The Government is working with the UK to shoot down the proposal, made by European Commissioner Viviane Reding, a position that has been slammed by women’s organisations but is in line with businesses.

Asked for the Labour Party’s position, leader Joseph Muscat’s spokesman emphasised that private companies had been reluctant to rectify the absence of women in their boardrooms.

“The private sector’s argument that there are no women capable of taking on such responsibilities does not hold water when European Business Schools have just published a list of 7,000 ‘board-ready’ women,” said the spokesman.

Meanwhile, a growing number of studies are consistently showing that the financial performance of companies is linked to the number of women in their workforce.

“The EU is trying to put its words into action,” the spokesman said, adding that the EU has set a 2020 target to increase the number of women in the labour market from the present 40 per cent to 75 per cent.

Economic and business rationale should be enough to convince private companies to also put words into action without being forced to do so.

“(However), as in other concerns, EU action is needed when stakeholders are unwilling to move forward,” the Labour spokesman said.

Meanwhile, the Malta Confederation of Women’s Organisations has expressed surprise about Malta’s intentions.

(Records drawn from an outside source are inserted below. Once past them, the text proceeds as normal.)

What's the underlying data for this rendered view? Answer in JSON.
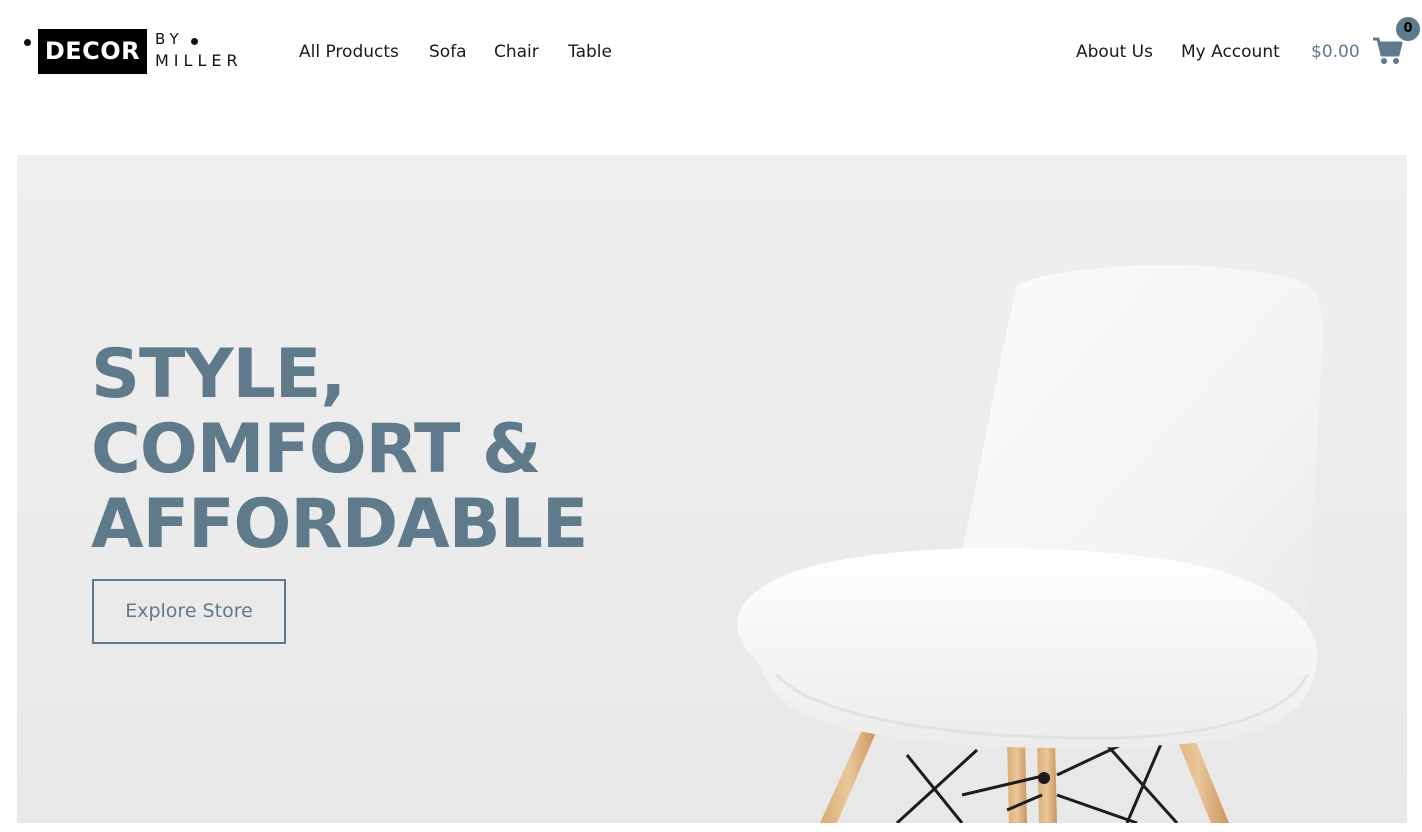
{
  "brand": {
    "logo_main": "DECOR",
    "logo_by": "BY",
    "logo_sub": "MILLER"
  },
  "nav": {
    "left_links": [
      "All Products",
      "Sofa",
      "Chair",
      "Table"
    ],
    "right_links": [
      "About Us",
      "My Account"
    ]
  },
  "cart": {
    "total": "$0.00",
    "count": "0",
    "icon": "shopping-cart-icon"
  },
  "hero": {
    "title_lines": [
      "STYLE,",
      "COMFORT &",
      "AFFORDABLE"
    ],
    "cta_label": "Explore Store"
  },
  "colors": {
    "accent": "#5e7a8b",
    "text": "#1a1a1a",
    "hero_bg": "#ececec"
  }
}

As part of its Budget proposals, the confederation had urged the Government to support the directive being proposed by Ms Reding to impose a 40 per cent quota for female board representation on publicly listed companies by 2020.

Despite the fact that about 60 per cent of University graduates are female, women still represent only 14 per cent of board members in Europe’s biggest listed companies and only three per cent of board presidents, the MCWO pointed out.

“Malta, being the worst among EU member states in this regard, stands at the bottom of the ladder.

“This is in spite of the fact that women have achieved up to 60 per cent of all University graduates for nearly a decade. Malta’s largest 19 companies trading on the stock exchange are all chaired by men and only three out of 100 directors are women,” it said.